Wenn die Hamas Kommandozentralen oder Waffenlager in Kranken- und Wohnhäusern anlegt, dann dürften auch diese – unter Wahrung der Verhältnismäßigkeit – angegriffen werden.

Win-Win-Situation

Der Kulturzeit-Bericht stellte daran anschließend die entscheidende Frage: Wie kann ein dem Völkerrecht verpflichteter Staat eine Terrororganisation bekämpfen, die sich hinter der Zivilbevölkerung verschanzt und hohe Opferzahlen unter der Zivilbevölkerung bewusst in ihr Kalkül einbezieht?

Für die Hamas, so analysierte Pnina Shavit Baruch vom israelischen Institute for National Security Studies, sei das eine Win-Win-Situation:

»Wenn Israel nicht angreift, weil es die Zivilbevölkerung nicht gefährden will, ist das ein Win für die Hamas, deren militärisches Arsenal intakt bleibt. Wenn Israel angreift, weil es meint, sich im Rahmen der Verhältnismäßigkeit zu bewegen, folgen unweigerlich die Rügen der UNO und der internationalen Presse – und auch das ist ein Win für die Hamas.«

Das humanitäre Völkerrecht, bemerkte der Kulturzeit-Bericht, sei als Recht im Krieg zwischen Staaten entstanden, nicht als Recht für einen Krieg zwischen einem Staat und einer Terrororganisation. Dazu Völkerrechtler Herdegen:

»Es ist nicht darauf ausgerichtet, dass eine Kampf- oder Kriegspartei die systematische Begehung von Kriegsverbrechen zum Leitfaden ihrer Operationen macht. Und das stellt natürlich die andere Seite vor eine ungeheure Herausforderung in der Reduktion von Kollateralschäden bei gleichzeitiger Befolgung eines bestimmten militärischen Zieles, nämlich der Ausschaltung des bestehenden Aggressionspotenzials der Hamas.«

Gratulation, wenn sie gebührt

Der ganze Kulturzeit-Bericht kam ohne die sonst weitverbreitete falsche Ausgewogenheit aus, in der den Stellungnahmen von Fachleuten haltlose Behauptungen irgendwelcher Aktivisten gegenübergestellt werden, nur um den Eindruck von Einseitigkeit zu vermeiden. Ja, Volker Türks infame Anklagen Israels wurden gezeigt, aber nur, um sie sogleich durch Herdegens Fachexpertise gründlich zu widerlegen.
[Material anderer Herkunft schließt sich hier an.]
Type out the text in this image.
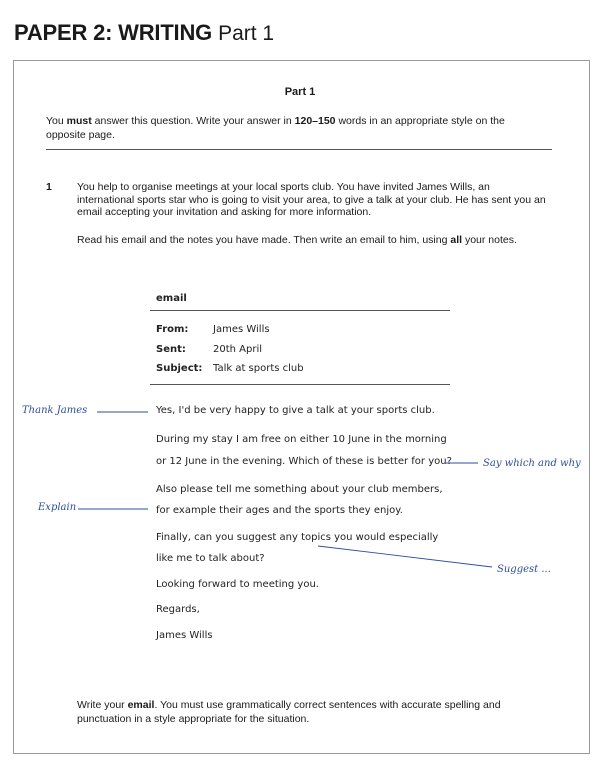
PAPER 2: WRITING Part 1
Part 1
You must answer this question. Write your answer in 120–150 words in an appropriate style on the opposite page.
1 You help to organise meetings at your local sports club. You have invited James Wills, an international sports star who is going to visit your area, to give a talk at your club. He has sent you an email accepting your invitation and asking for more information.
Read his email and the notes you have made. Then write an email to him, using all your notes.
email
From: James Wills
Sent:	20th April
Subject: Talk at sports club
Yes, I'd be very happy to give a talk at your sports club.
During my stay I am free on either 10 June in the morning
or 12 June in the evening. Which of these is better for you?
Also please tell me something about your club members,
for example their ages and the sports they enjoy.
Finally, can you suggest any topics you would especially
like me to talk about?
Looking forward to meeting you.
Regards,
James Wills
Thank James
Say which and why
Explain
Suggest ...
Write your email. You must use grammatically correct sentences with accurate spelling and punctuation in a style appropriate for the situation.
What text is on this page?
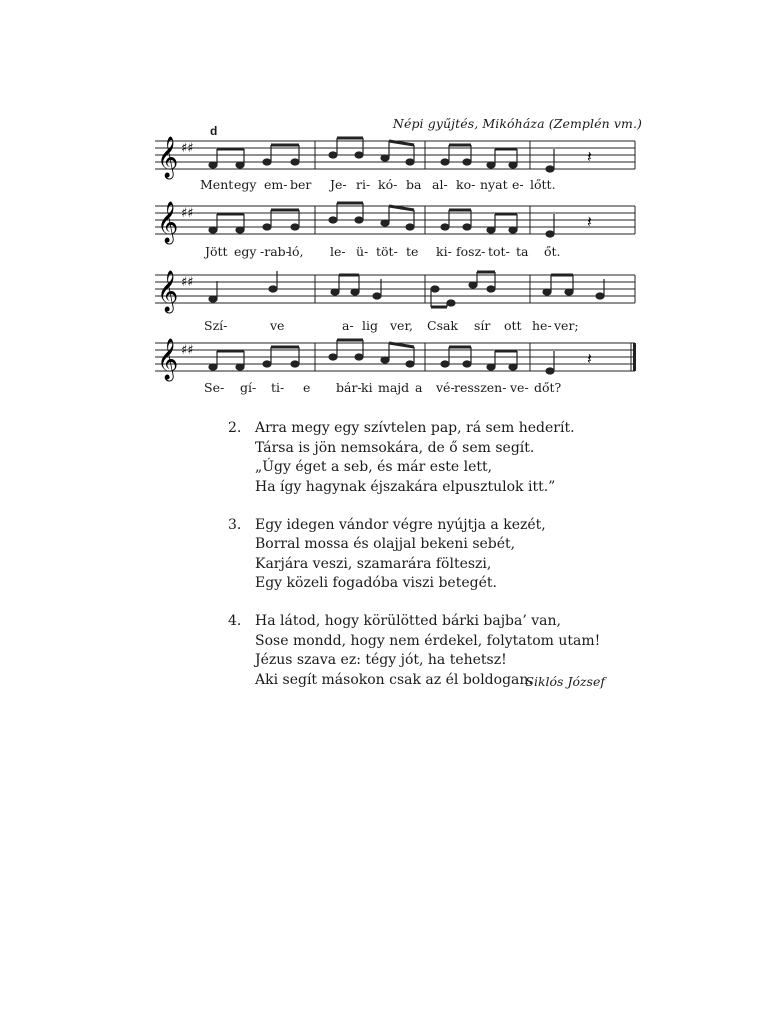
Népi gyűjtés, Mikóháza (Zemplén vm.)
d
𝄞 ♯♯	𝄽
Ment egy em- ber Je- ri- kó- ba al- ko- nyat e- lőtt.
𝄞 ♯♯	𝄽
Jött egy -rab-
ló, le- ü- töt- te ki- fosz- tot- ta őt.
𝄞 ♯♯
Szí-	ve	a- lig ver, Csak sír ott he- ver;
𝄞 ♯♯	𝄽
Se- gí- ti- e bár- ki majd a vé- resszen- ve- dőt?
2. Arra megy egy szívtelen pap, rá sem hederít.
Társa is jön nemsokára, de ő sem segít.
„Úgy éget a seb, és már este lett,
Ha így hagynak éjszakára elpusztulok itt.”
3. Egy idegen vándor végre nyújtja a kezét,
Borral mossa és olajjal bekeni sebét,
Karjára veszi, szamarára fölteszi,
Egy közeli fogadóba viszi betegét.
4. Ha látod, hogy körülötted bárki bajba’ van,
Sose mondd, hogy nem érdekel, folytatom utam!
Jézus szava ez: tégy jót, ha tehetsz!
Aki segít másokon csak az él boldogan.
Siklós József
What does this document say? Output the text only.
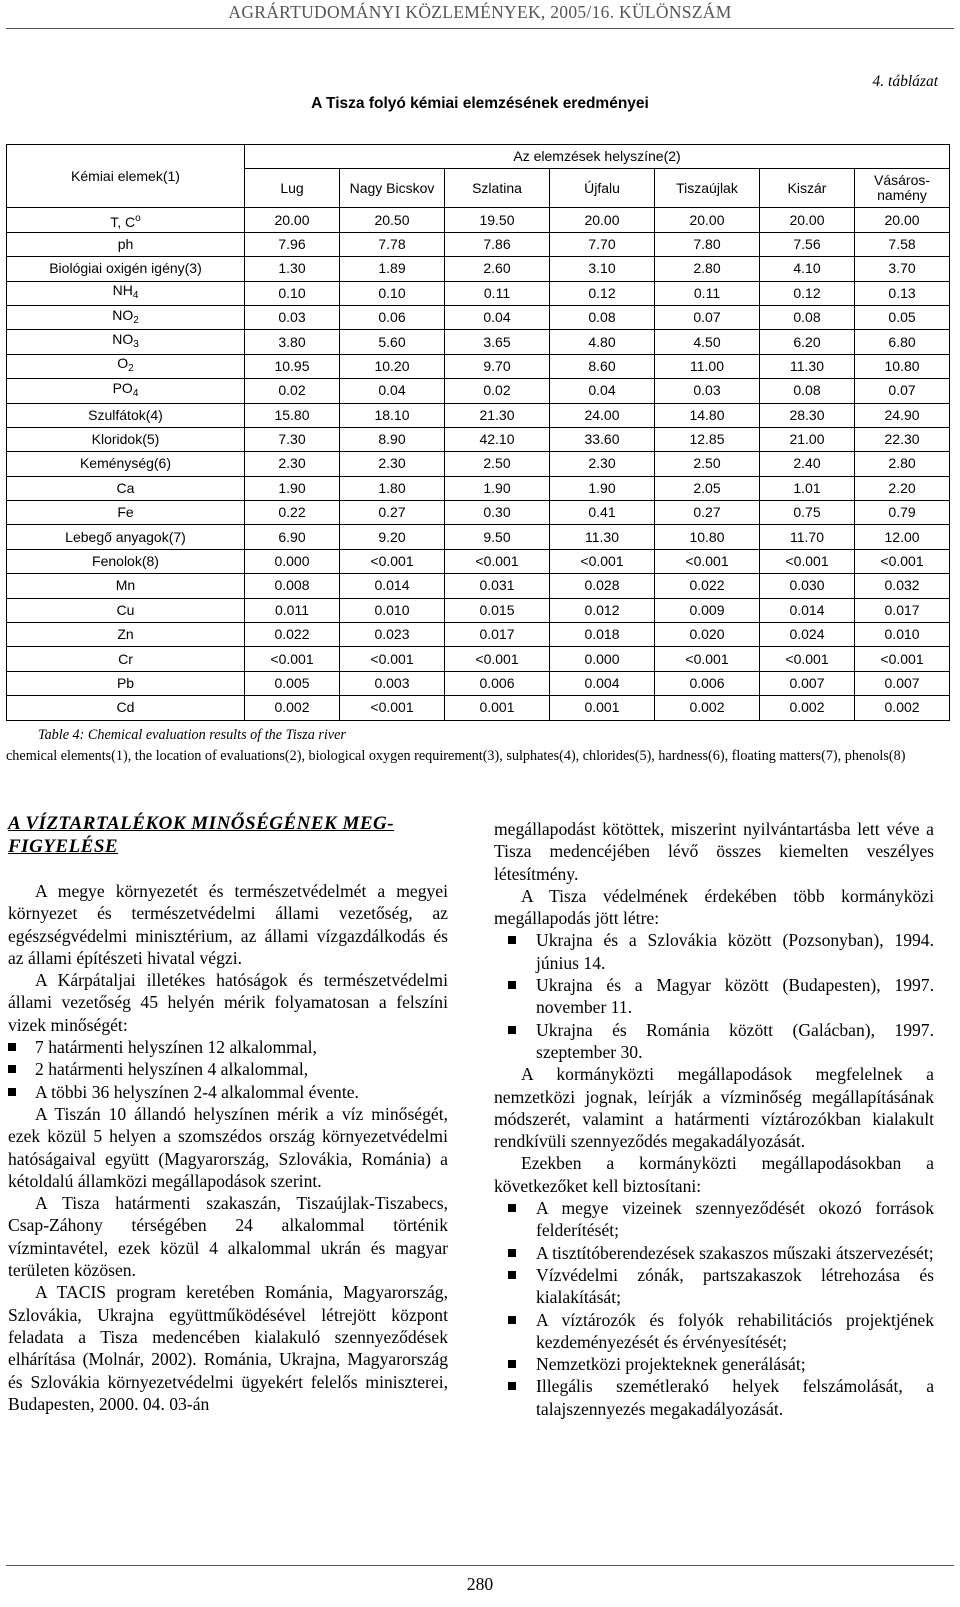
AGRÁRTUDOMÁNYI KÖZLEMÉNYEK, 2005/16. KÜLÖNSZÁM
4. táblázat
A Tisza folyó kémiai elemzésének eredményei
Kémiai elemek(1)	Az elemzések helyszíne(2)						
	Lug	Nagy Bicskov	Szlatina	Újfalu	Tiszaújlak	Kiszár	Vásáros-namény
T, $C^o$	20.00	20.50	19.50	20.00	20.00	20.00	20.00
ph	7.96	7.78	7.86	7.70	7.80	7.56	7.58
Biológiai oxigén igény(3)	1.30	1.89	2.60	3.10	2.80	4.10	3.70
$NH_4$	0.10	0.10	0.11	0.12	0.11	0.12	0.13
$NO_2$	0.03	0.06	0.04	0.08	0.07	0.08	0.05
$NO_3$	3.80	5.60	3.65	4.80	4.50	6.20	6.80
$O_2$	10.95	10.20	9.70	8.60	11.00	11.30	10.80
$PO_4$	0.02	0.04	0.02	0.04	0.03	0.08	0.07
Szulfátok(4)	15.80	18.10	21.30	24.00	14.80	28.30	24.90
Kloridok(5)	7.30	8.90	42.10	33.60	12.85	21.00	22.30
Keménység(6)	2.30	2.30	2.50	2.30	2.50	2.40	2.80
Ca	1.90	1.80	1.90	1.90	2.05	1.01	2.20
Fe	0.22	0.27	0.30	0.41	0.27	0.75	0.79
Lebegő anyagok(7)	6.90	9.20	9.50	11.30	10.80	11.70	12.00
Fenolok(8)	0.000	<0.001	<0.001	<0.001	<0.001	<0.001	<0.001
Mn	0.008	0.014	0.031	0.028	0.022	0.030	0.032
Cu	0.011	0.010	0.015	0.012	0.009	0.014	0.017
Zn	0.022	0.023	0.017	0.018	0.020	0.024	0.010
Cr	<0.001	<0.001	<0.001	0.000	<0.001	<0.001	<0.001
Pb	0.005	0.003	0.006	0.004	0.006	0.007	0.007
Cd	0.002	<0.001	0.001	0.001	0.002	0.002	0.002
Table 4: Chemical evaluation results of the Tisza river
chemical elements(1), the location of evaluations(2), biological oxygen requirement(3), sulphates(4), chlorides(5), hardness(6), floating matters(7), phenols(8)
A VÍZTARTALÉKOK MINŐSÉGÉNEK MEG-FIGYELÉSE

A megye környezetét és természetvédelmét a megyei környezet és természetvédelmi állami vezetőség, az egészségvédelmi minisztérium, az állami vízgazdálkodás és az állami építészeti hivatal végzi.

A Kárpátaljai illetékes hatóságok és természetvédelmi állami vezetőség 45 helyén mérik folyamatosan a felszíni vizek minőségét:

7 határmenti helyszínen 12 alkalommal,
2 határmenti helyszínen 4 alkalommal,
A többi 36 helyszínen 2-4 alkalommal évente.

A Tiszán 10 állandó helyszínen mérik a víz minőségét, ezek közül 5 helyen a szomszédos ország környezetvédelmi hatóságaival együtt (Magyarország, Szlovákia, Románia) a kétoldalú államközi megállapodások szerint.

A Tisza határmenti szakaszán, Tiszaújlak-Tiszabecs, Csap-Záhony térségében 24 alkalommal történik vízmintavétel, ezek közül 4 alkalommal ukrán és magyar területen közösen.

A TACIS program keretében Románia, Magyarország, Szlovákia, Ukrajna együttműködésével létrejött központ feladata a Tisza medencében kialakuló szennyeződések elhárítása (Molnár, 2002). Románia, Ukrajna, Magyarország és Szlovákia környezetvédelmi ügyekért felelős miniszterei, Budapesten, 2000. 04. 03-án

megállapodást kötöttek, miszerint nyilvántartásba lett véve a Tisza medencéjében lévő összes kiemelten veszélyes létesítmény.

A Tisza védelmének érdekében több kormányközi megállapodás jött létre:

Ukrajna és a Szlovákia között (Pozsonyban), 1994. június 14.
Ukrajna és a Magyar között (Budapesten), 1997. november 11.
Ukrajna és Románia között (Galácban), 1997. szeptember 30.

A kormányközti megállapodások megfelelnek a nemzetközi jognak, leírják a vízminőség megállapításának módszerét, valamint a határmenti víztározókban kialakult rendkívüli szennyeződés megakadályozását.

Ezekben a kormányközti megállapodásokban a következőket kell biztosítani:

A megye vizeinek szennyeződését okozó források felderítését;
A tisztítóberendezések szakaszos műszaki átszervezését;
Vízvédelmi zónák, partszakaszok létrehozása és kialakítását;
A víztározók és folyók rehabilitációs projektjének kezdeményezését és érvényesítését;
Nemzetközi projekteknek generálását;
Illegális szemétlerakó helyek felszámolását, a talajszennyezés megakadályozását.
280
Keine Eva Menasse delirierte über eine angeblich in Deutschland grassierende, pro-israelische »Kriegshetze«, keine Susan Neiman salbaderte über Dinge, von denen sie nichts versteht, nicht einmal Meron Mendel kam zu Wort, um dem Kulturzeit-Publikum zu erzählen, was dieses mehrheitlich über Israels angebliche Verbrechen hören will.
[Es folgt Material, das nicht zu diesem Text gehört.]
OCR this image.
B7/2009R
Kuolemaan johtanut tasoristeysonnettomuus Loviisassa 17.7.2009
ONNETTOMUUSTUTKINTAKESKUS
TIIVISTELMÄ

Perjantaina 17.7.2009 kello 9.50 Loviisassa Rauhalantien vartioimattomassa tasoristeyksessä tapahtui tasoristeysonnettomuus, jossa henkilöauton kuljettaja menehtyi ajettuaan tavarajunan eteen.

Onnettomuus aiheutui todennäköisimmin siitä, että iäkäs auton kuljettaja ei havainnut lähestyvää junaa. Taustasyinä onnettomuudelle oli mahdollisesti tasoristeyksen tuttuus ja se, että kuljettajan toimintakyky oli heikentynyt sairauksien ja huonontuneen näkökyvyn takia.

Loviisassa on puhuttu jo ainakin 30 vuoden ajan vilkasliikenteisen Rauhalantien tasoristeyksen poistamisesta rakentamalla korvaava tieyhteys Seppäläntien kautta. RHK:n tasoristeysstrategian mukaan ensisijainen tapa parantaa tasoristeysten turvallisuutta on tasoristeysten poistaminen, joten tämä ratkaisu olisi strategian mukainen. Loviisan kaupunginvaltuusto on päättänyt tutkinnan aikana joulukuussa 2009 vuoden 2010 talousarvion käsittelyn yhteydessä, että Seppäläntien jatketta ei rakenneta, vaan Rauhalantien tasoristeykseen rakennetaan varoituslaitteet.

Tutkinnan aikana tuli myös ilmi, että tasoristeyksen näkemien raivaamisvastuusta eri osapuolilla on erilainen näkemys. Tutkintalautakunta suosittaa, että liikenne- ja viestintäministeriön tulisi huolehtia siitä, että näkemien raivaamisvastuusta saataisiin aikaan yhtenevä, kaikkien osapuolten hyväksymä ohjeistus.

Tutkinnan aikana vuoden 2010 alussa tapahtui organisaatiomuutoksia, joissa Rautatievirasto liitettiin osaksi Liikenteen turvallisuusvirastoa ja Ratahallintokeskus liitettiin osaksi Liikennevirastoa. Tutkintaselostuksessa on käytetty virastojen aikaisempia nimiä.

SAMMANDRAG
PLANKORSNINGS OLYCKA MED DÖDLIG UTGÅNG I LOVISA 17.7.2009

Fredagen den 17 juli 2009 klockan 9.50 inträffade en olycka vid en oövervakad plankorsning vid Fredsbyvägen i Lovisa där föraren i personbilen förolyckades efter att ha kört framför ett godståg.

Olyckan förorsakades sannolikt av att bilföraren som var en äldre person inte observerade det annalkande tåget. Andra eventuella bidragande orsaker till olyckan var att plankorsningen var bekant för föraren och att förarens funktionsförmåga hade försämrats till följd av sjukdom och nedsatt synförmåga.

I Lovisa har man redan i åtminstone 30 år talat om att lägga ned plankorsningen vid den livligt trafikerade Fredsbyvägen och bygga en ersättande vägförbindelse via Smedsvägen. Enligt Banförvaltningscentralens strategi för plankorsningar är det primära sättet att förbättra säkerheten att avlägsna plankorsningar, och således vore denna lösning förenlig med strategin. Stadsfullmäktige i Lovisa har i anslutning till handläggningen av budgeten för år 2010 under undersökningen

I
Stattdessen arbeitete die Sendung die Zwickmühle sachlich heraus, in der sich der jüdische Staat im Kampf gegen die Hamas befindet. Nicht mehr, aber auch nicht weniger sollte man sich von einem Bericht erwarten dürfen. Man hätte sich das schon früher gewünscht als nach zwei Monaten Krieg und Anprangerung Israels, aber immerhin. Wir haben selten genug Anlass, einem Kulturzeit-Beitrag zu gratulieren – da wollen wir nicht hintanstehen, genau das zu tun, wenn es einmal angebracht ist.